Des acteurs particuliers tels que des banques et des sites gouvernementaux peuvent être visés en France. S'ils sont trop bien protégés, la question pour les cyber-attaquants serait alors de savoir comment les atteindre en passant par des partenaires, des sous-traitants, des clients moins robustes...

Comment anticiper ?

Il est indispensable d'adopter une logique de vigilance de manière durable. La gestion du cyber-risque ne porte pas sur les 48 prochaines heures. Elle doit être permanente. On entre dans une perspective de temps long. Il est important de ne pas cesser d'optimiser l'étanchéité de ses systèmes d'information. Il est important de s'équiper de capacités de détection de dernière génération. Elles permettront d'identifier les potentiels intrusions de manière réactive en vue de prendre rapidement les décisions qui s'imposent pour isoler les actions malveillantes, de la saturation réseau au chiffrement de données en passant par le défaçage de site.
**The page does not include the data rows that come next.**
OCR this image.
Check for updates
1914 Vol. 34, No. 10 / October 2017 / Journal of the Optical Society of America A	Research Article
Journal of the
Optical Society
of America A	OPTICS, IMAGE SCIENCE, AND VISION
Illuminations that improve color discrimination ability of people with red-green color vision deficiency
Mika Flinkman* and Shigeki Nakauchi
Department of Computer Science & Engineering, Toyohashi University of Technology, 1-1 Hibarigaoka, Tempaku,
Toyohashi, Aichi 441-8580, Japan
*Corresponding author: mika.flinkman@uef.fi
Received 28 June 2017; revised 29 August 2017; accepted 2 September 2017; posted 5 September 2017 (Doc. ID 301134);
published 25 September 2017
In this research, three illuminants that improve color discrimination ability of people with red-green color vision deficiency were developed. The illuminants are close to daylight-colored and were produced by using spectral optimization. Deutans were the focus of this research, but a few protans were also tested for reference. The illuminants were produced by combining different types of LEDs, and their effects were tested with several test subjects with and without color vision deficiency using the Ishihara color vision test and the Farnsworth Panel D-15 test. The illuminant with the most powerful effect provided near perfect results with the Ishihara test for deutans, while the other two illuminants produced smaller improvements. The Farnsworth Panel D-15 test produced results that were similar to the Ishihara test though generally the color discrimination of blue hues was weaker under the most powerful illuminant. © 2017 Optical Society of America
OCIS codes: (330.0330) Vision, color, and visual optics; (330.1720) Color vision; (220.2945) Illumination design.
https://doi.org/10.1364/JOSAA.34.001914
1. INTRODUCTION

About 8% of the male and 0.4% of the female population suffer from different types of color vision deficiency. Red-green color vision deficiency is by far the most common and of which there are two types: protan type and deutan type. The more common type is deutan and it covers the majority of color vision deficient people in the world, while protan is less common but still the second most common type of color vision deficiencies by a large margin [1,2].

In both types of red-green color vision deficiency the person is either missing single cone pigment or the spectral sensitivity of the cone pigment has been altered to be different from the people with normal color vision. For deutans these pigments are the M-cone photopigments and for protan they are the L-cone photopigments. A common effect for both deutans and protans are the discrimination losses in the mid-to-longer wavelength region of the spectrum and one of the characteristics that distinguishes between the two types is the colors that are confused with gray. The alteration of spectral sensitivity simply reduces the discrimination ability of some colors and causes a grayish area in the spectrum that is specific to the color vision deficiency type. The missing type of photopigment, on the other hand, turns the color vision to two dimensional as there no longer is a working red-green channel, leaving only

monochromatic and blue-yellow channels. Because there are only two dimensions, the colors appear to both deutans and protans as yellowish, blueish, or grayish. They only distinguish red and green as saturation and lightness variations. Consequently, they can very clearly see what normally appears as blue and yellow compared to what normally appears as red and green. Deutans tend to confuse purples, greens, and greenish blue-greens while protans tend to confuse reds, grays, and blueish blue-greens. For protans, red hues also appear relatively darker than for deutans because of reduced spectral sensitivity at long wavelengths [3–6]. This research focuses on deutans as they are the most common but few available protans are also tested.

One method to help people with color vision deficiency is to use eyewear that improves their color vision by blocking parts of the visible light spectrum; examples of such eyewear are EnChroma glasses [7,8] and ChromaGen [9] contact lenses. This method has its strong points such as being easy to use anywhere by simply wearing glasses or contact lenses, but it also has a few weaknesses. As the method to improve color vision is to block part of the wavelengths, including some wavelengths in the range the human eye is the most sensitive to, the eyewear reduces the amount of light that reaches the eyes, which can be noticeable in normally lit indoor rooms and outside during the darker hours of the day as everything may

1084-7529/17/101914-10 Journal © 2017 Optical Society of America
La France et l'Europe ne partent pas d'une feuille blanche. Avec la loi de programmation militaire de 2016 et la directive Nis de 2018, nous avons progressé en matière de cyber-protection. On a identifié les activités critiques des opérateurs d'importance vitale et des opérateurs de services essentiels. Ils ont été désignés en considérant que leur potentiel de défaillance mettait en péril la collectivité nationale. Ce qui a permis depuis à ces acteurs d'ajuster leurs outils et dispositifs de protection en mettant en œuvre des cahiers des charges précis. Des exercices de stress test informatique, de gestion de crise et d'intrusion ont été menés pour les éprouver. Toutes ces mesures contribuent à réduire l'exposition au risque de cyberattaque sur les acteurs qui assurent les fondations du pays.